Allen voran die Gasindustrie würde sich über das Label „h2-ready“ freuen, wenn mit vermeintlich gutem Gewissen Infrastruktur für fossile Energien geschaffen oder erhalten würde, die eine leichte Umstellung auf grünen Wasserstoff versprächen.
„ Ziel der GH2-Ökonomie, so kritische Stimmen, sei nicht die Bekämpfung des Klimawandels, sondern nicht nachhaltige Konsum- und Produktionsmodelle im globalen Norden aufrechtzuerhalten. „
– Irene Weipert-Fenner, PRIF
Von Neo-Kolonialismus sprechen dagegen Aktivist:innen, die eine Fortschreibung von Machtungleichheiten und Abhängigkeiten sehen, auch bei der Finanzierung der teuren Technologie durch Kredite, was den finanziellen Spielraum ohnehin teils hoch verschuldeter Länder weiter verringern würde.
Wenn neue Konflikte auf bestehende treffen
Diese Reihe an Kritikpunkten ist jedoch noch lange nicht abschließend.
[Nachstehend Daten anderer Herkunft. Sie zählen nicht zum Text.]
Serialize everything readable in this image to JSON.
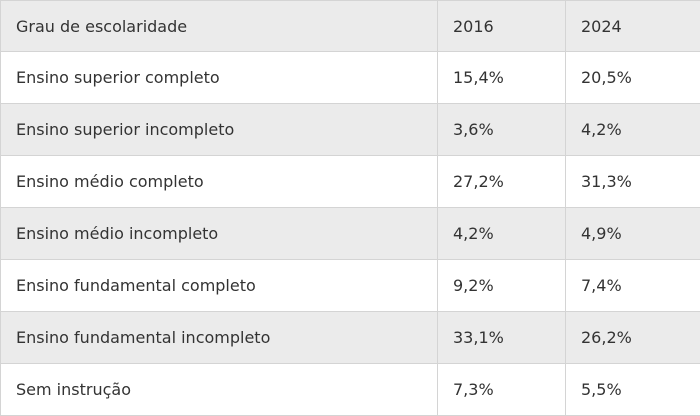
{
  "table": {
    "header": [
      "Grau de escolaridade",
      "2016",
      "2024"
    ],
    "rows": [
      [
        "Ensino superior completo",
        "15,4%",
        "20,5%"
      ],
      [
        "Ensino superior incompleto",
        "3,6%",
        "4,2%"
      ],
      [
        "Ensino médio completo",
        "27,2%",
        "31,3%"
      ],
      [
        "Ensino médio incompleto",
        "4,2%",
        "4,9%"
      ],
      [
        "Ensino fundamental completo",
        "9,2%",
        "7,4%"
      ],
      [
        "Ensino fundamental incompleto",
        "33,1%",
        "26,2%"
      ],
      [
        "Sem instrução",
        "7,3%",
        "5,5%"
      ]
    ]
  }
}
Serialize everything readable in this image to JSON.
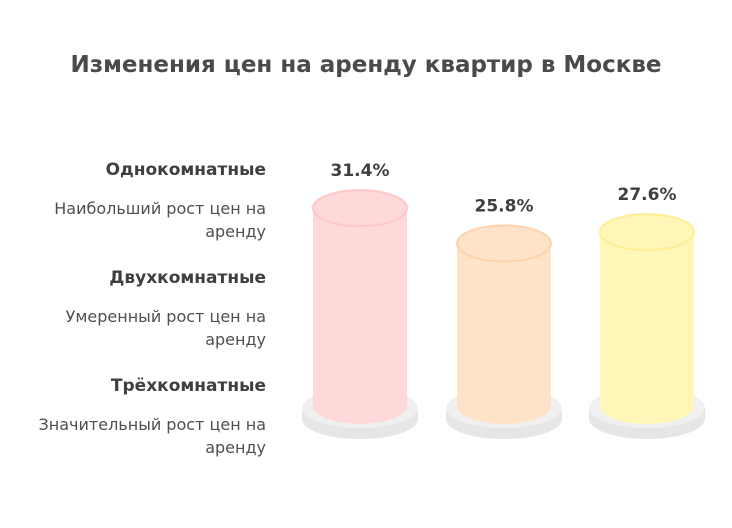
{
  "chart_data": {
    "type": "bar",
    "title": "Изменения цен на аренду квартир в Москве",
    "categories": [
      "Однокомнатные",
      "Двухкомнатные",
      "Трёхкомнатные"
    ],
    "descriptions": [
      "Наибольший рост цен на аренду",
      "Умеренный рост цен на аренду",
      "Значительный рост цен на аренду"
    ],
    "values": [
      31.4,
      25.8,
      27.6
    ],
    "value_labels": [
      "31.4%",
      "25.8%",
      "27.6%"
    ],
    "unit": "%",
    "colors": [
      "#ffd9d9",
      "#ffe3c9",
      "#fff6b8"
    ],
    "edge_colors": [
      "#ffc7c7",
      "#ffd3ad",
      "#ffee94"
    ],
    "ylim": [
      0,
      40
    ],
    "legend_position": "left",
    "grid": false
  }
}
Was bisher noch nicht berücksichtigt wird, ist die Frage, wie sich GH2-Projekte – samt des skizzierten direkten Konfliktpotentials – auf bereits bestehende Konflikte in den Ländern Nordafrikas auswirken.
Am Beispiel Tunesiens konnte ich in meinem PRIF-Report „Green Hydrogen Production in Tunisia: the Interplay of Old and New Lines of Conflict“ Wechselwirkungen zu innerstaatlichen Konflikte zeigen:
- In marginalisierten Regionen besteht bereits großes Misstrauen dem politischen Zentrum gegenüber, was sich auf die GH2-Projekte überträgt und in Protest ausdrückt.
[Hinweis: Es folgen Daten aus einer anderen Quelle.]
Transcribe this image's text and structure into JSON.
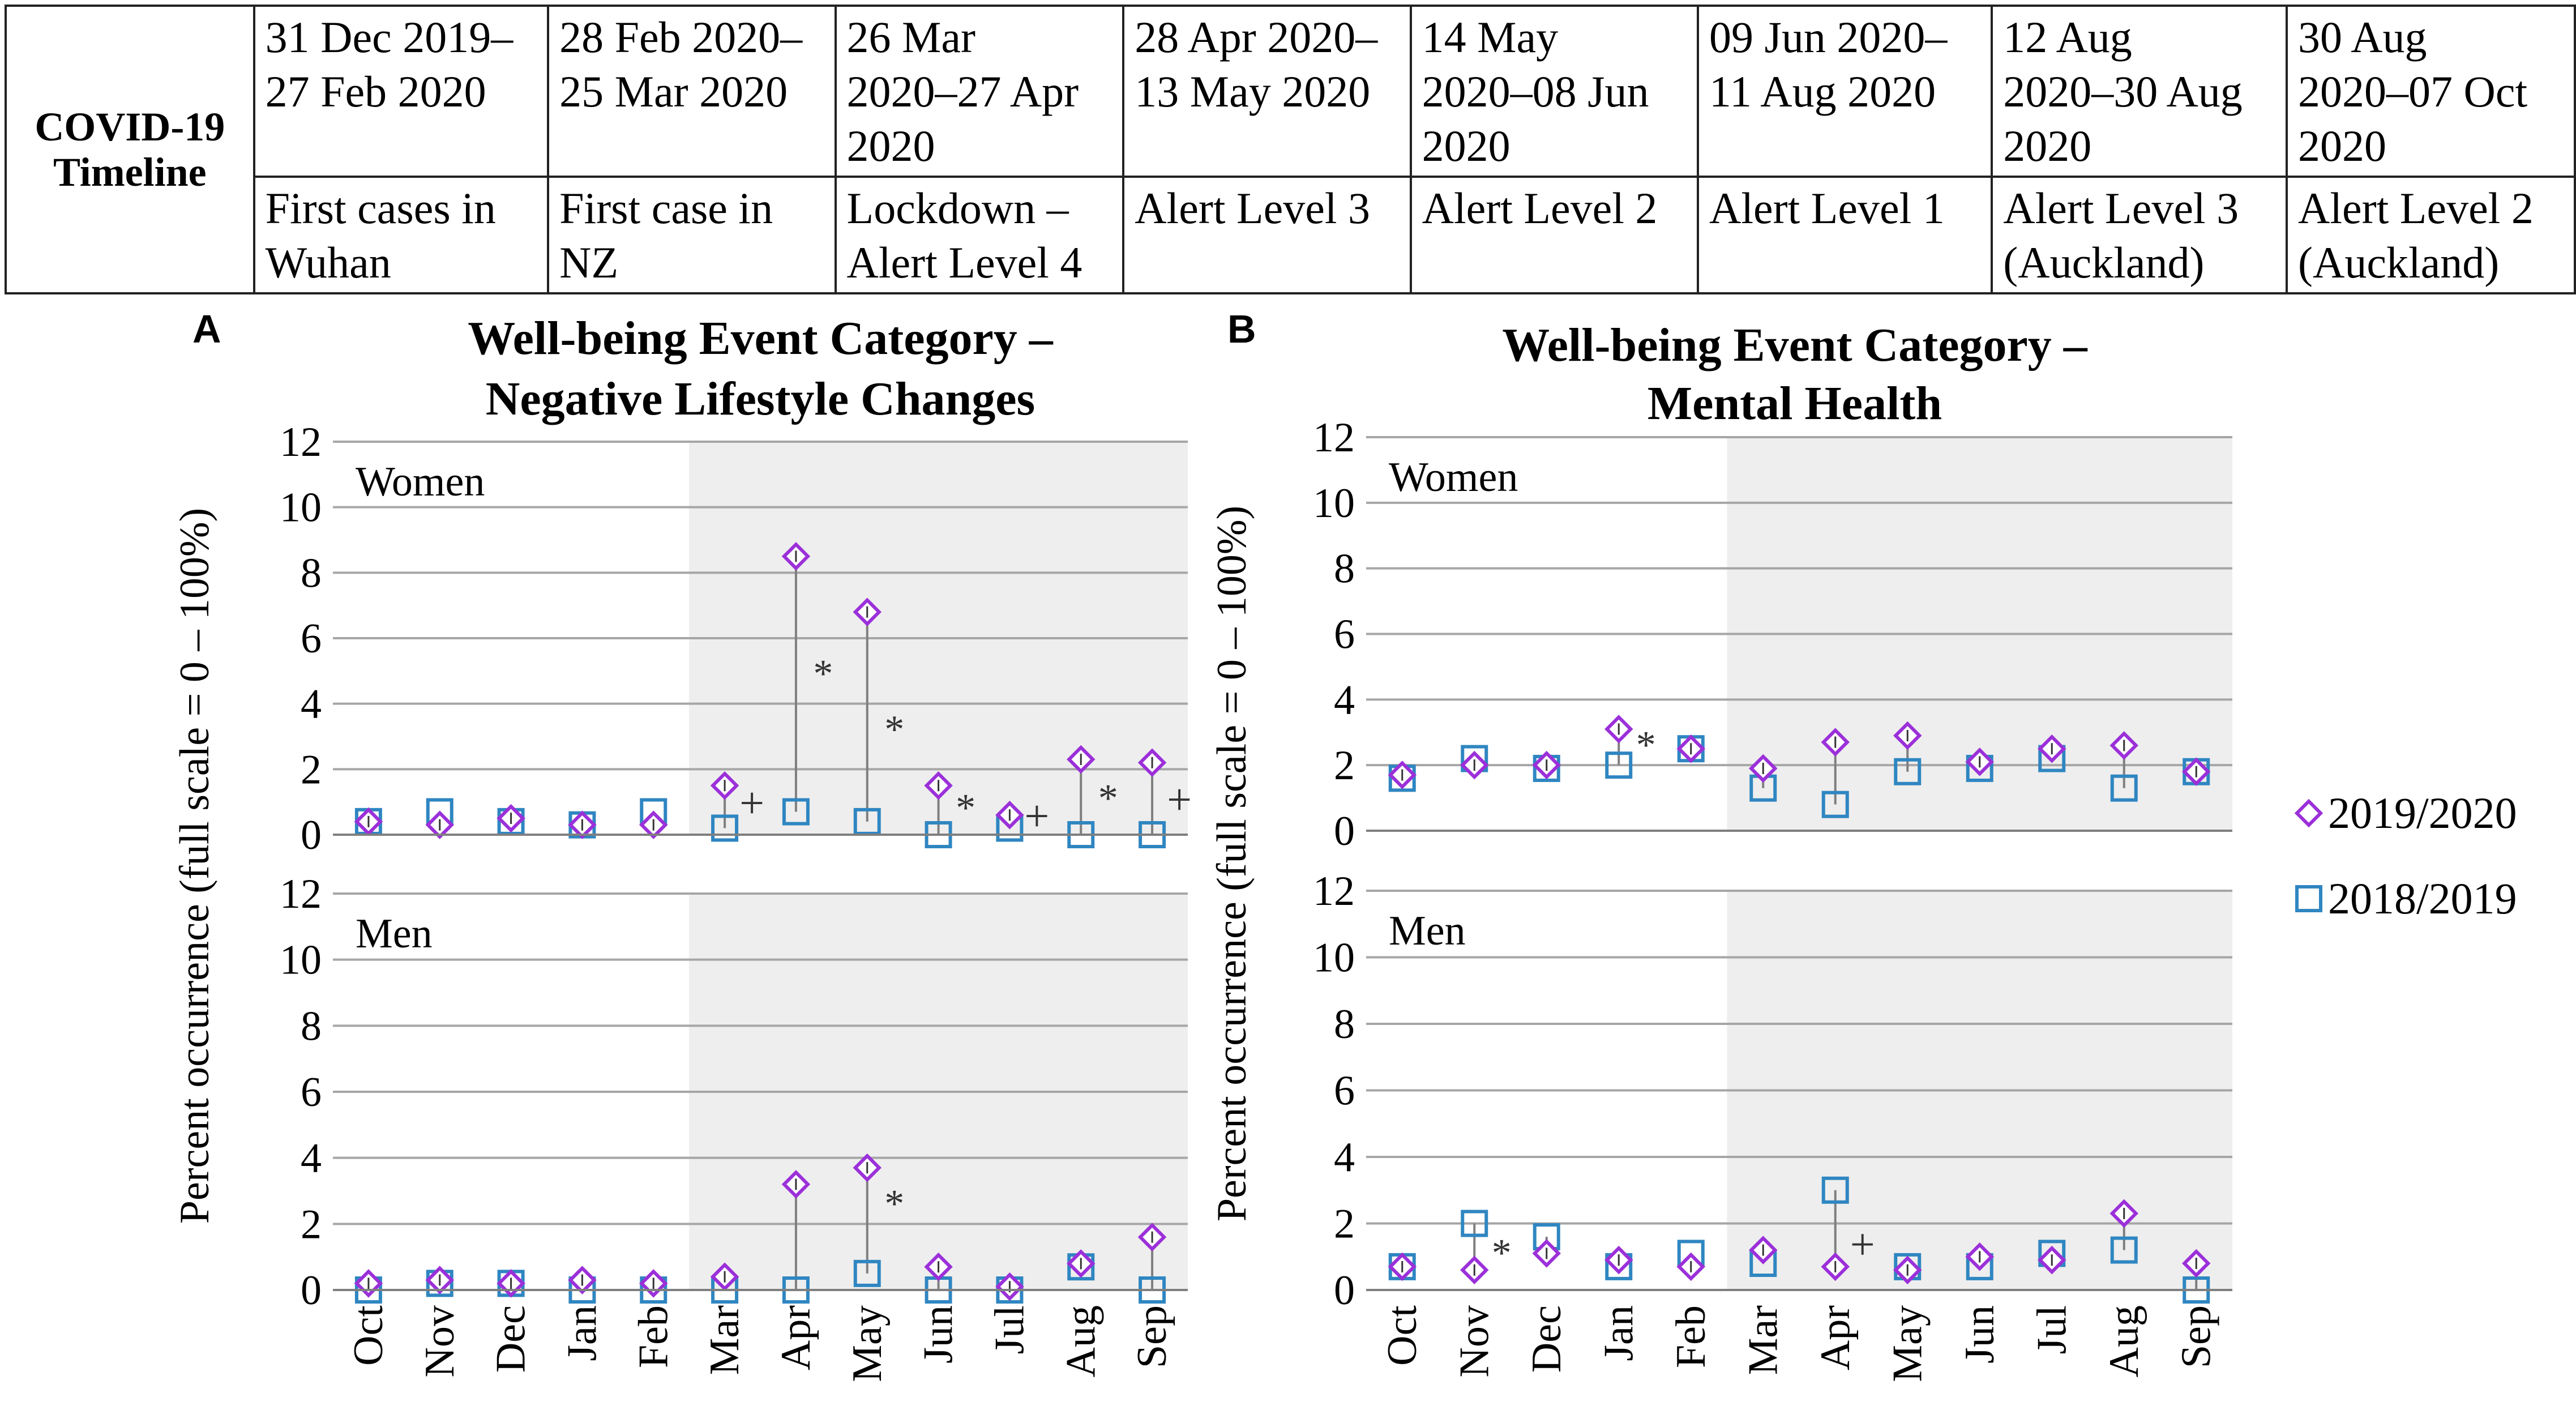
{
  "timeline": {
    "label": [
      "COVID-19",
      "Timeline"
    ],
    "periods": [
      {
        "range": [
          "31 Dec 2019–",
          "27 Feb 2020"
        ],
        "event": [
          "First cases in",
          "Wuhan"
        ]
      },
      {
        "range": [
          "28 Feb 2020–",
          "25 Mar 2020"
        ],
        "event": [
          "First case in",
          "NZ"
        ]
      },
      {
        "range": [
          "26 Mar",
          "2020–27 Apr",
          "2020"
        ],
        "event": [
          "Lockdown –",
          "Alert Level 4"
        ]
      },
      {
        "range": [
          "28 Apr 2020–",
          "13 May 2020"
        ],
        "event": [
          "Alert Level 3"
        ]
      },
      {
        "range": [
          "14 May",
          "2020–08 Jun",
          "2020"
        ],
        "event": [
          "Alert Level 2"
        ]
      },
      {
        "range": [
          "09 Jun 2020–",
          "11 Aug 2020"
        ],
        "event": [
          "Alert Level 1"
        ]
      },
      {
        "range": [
          "12 Aug",
          "2020–30 Aug",
          "2020"
        ],
        "event": [
          "Alert Level 3",
          "(Auckland)"
        ]
      },
      {
        "range": [
          "30 Aug",
          "2020–07 Oct",
          "2020"
        ],
        "event": [
          "Alert Level 2",
          "(Auckland)"
        ]
      }
    ]
  },
  "legend": [
    {
      "label": "2019/2020",
      "marker": "diamond",
      "color": "#9b30d9"
    },
    {
      "label": "2018/2019",
      "marker": "square",
      "color": "#2f86c1"
    }
  ],
  "colors": {
    "series_2019_2020": "#9b30d9",
    "series_2018_2019": "#2f86c1",
    "shade": "#eeeeee",
    "grid": "#a6a6a6",
    "link": "#7f7f7f"
  },
  "chart_data": [
    {
      "panel": "A",
      "type": "scatter",
      "title": [
        "Well-being Event Category –",
        "Negative Lifestyle Changes"
      ],
      "ylabel": "Percent occurrence (full scale = 0 – 100%)",
      "categories": [
        "Oct",
        "Nov",
        "Dec",
        "Jan",
        "Feb",
        "Mar",
        "Apr",
        "May",
        "Jun",
        "Jul",
        "Aug",
        "Sep"
      ],
      "ylim": [
        0,
        12
      ],
      "yticks": [
        0,
        2,
        4,
        6,
        8,
        10,
        12
      ],
      "shaded_from_category": "Mar",
      "subplots": [
        {
          "label": "Women",
          "series": [
            {
              "name": "2019/2020",
              "values": [
                0.4,
                0.3,
                0.5,
                0.3,
                0.3,
                1.5,
                8.5,
                6.8,
                1.5,
                0.6,
                2.3,
                2.2
              ]
            },
            {
              "name": "2018/2019",
              "values": [
                0.4,
                0.7,
                0.4,
                0.3,
                0.7,
                0.2,
                0.7,
                0.4,
                0.0,
                0.2,
                0.0,
                0.0
              ]
            }
          ],
          "annotations": [
            {
              "category": "Mar",
              "y": 0.9,
              "symbol": "+"
            },
            {
              "category": "Apr",
              "y": 4.9,
              "symbol": "*"
            },
            {
              "category": "May",
              "y": 3.2,
              "symbol": "*"
            },
            {
              "category": "Jun",
              "y": 0.8,
              "symbol": "*"
            },
            {
              "category": "Jul",
              "y": 0.5,
              "symbol": "+"
            },
            {
              "category": "Aug",
              "y": 1.1,
              "symbol": "*"
            },
            {
              "category": "Sep",
              "y": 1.0,
              "symbol": "+"
            }
          ]
        },
        {
          "label": "Men",
          "series": [
            {
              "name": "2019/2020",
              "values": [
                0.2,
                0.3,
                0.2,
                0.3,
                0.2,
                0.4,
                3.2,
                3.7,
                0.7,
                0.1,
                0.8,
                1.6
              ]
            },
            {
              "name": "2018/2019",
              "values": [
                0.0,
                0.2,
                0.2,
                0.0,
                0.0,
                0.0,
                0.0,
                0.5,
                0.0,
                0.0,
                0.7,
                0.0
              ]
            }
          ],
          "annotations": [
            {
              "category": "May",
              "y": 2.6,
              "symbol": "*"
            }
          ]
        }
      ]
    },
    {
      "panel": "B",
      "type": "scatter",
      "title": [
        "Well-being Event Category –",
        "Mental Health"
      ],
      "ylabel": "Percent occurrence (full scale = 0 – 100%)",
      "categories": [
        "Oct",
        "Nov",
        "Dec",
        "Jan",
        "Feb",
        "Mar",
        "Apr",
        "May",
        "Jun",
        "Jul",
        "Aug",
        "Sep"
      ],
      "ylim": [
        0,
        12
      ],
      "yticks": [
        0,
        2,
        4,
        6,
        8,
        10,
        12
      ],
      "shaded_from_category": "Mar",
      "subplots": [
        {
          "label": "Women",
          "series": [
            {
              "name": "2019/2020",
              "values": [
                1.7,
                2.0,
                2.0,
                3.1,
                2.5,
                1.9,
                2.7,
                2.9,
                2.1,
                2.5,
                2.6,
                1.8
              ]
            },
            {
              "name": "2018/2019",
              "values": [
                1.6,
                2.2,
                1.9,
                2.0,
                2.5,
                1.3,
                0.8,
                1.8,
                1.9,
                2.2,
                1.3,
                1.8
              ]
            }
          ],
          "annotations": [
            {
              "category": "Jan",
              "y": 2.6,
              "symbol": "*"
            }
          ]
        },
        {
          "label": "Men",
          "series": [
            {
              "name": "2019/2020",
              "values": [
                0.7,
                0.6,
                1.1,
                0.9,
                0.7,
                1.2,
                0.7,
                0.6,
                1.0,
                0.9,
                2.3,
                0.8
              ]
            },
            {
              "name": "2018/2019",
              "values": [
                0.7,
                2.0,
                1.6,
                0.7,
                1.1,
                0.8,
                3.0,
                0.7,
                0.7,
                1.1,
                1.2,
                0.0
              ]
            }
          ],
          "annotations": [
            {
              "category": "Nov",
              "y": 1.1,
              "symbol": "*"
            },
            {
              "category": "Apr",
              "y": 1.3,
              "symbol": "+"
            }
          ]
        }
      ]
    }
  ]
}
- Die durch private Firmen initiierten GH2-Projekte befeuern den Konflikt zwischen Befürworter:innen einer möglichst liberalen Privatwirtschaft und Gegner:innen, die dem Staat eine starke Rolle in der Wirtschaft und Wohlfahrtssicherung zuschreiben. Privatwirtschaftliches Gewinnstreben trifft hier auf das Verständnis von Energie als existentielles Gut, das der Staat allen Bürgern günstig bereitstellen sollte – was er seit der Unabhängigkeit von Frankreich 1956 auch getan hat. Erneuerbare Energien für den einheimischen Markt werden dabei von der breiten Bevölkerung befürwortet, wie Umfrageergebnisse des Arab Barometers (2024) zeigen.
- Der Vorwurf der neo-kolonialen Strukturen trifft in der GH2-Ökonomie auf einen zunehmend Europa-kritischen politischen und öffentlichen Diskurs, angefacht durch den Populismus des Präsidenten Kais Saied, der ausländische Mächte gern zum Sündenbock für die wirtschaftliche Lage macht.
Gleichzeitig speist sich die kritische Haltung durchaus aus konkreten Erfahrungen mit europäischer Politik, sei es im Vergessen der vermeintlichen Werte der EU wie Demokratie und Rechtsstaatlichkeit, wenn es etwa um Migrationsdeals geht, aber auch in der einseitig wahrgenommenen Unterstützung Israels im Gaza Krieg.
Erneuerbare Energie aus Nordafrika, und grüner Wasserstoff im Speziellen, stellen also alles andere als ein einfaches win-win-Modell bei der Bekämpfung des Klimawandels dar. Vielmehr braucht es einen (selbst-)kritischen Diskurs in Europa über die Konfliktpotentiale für andere Weltregionen und die Möglichkeiten einer konflikt-sensitiven Gestaltung der Energiewende.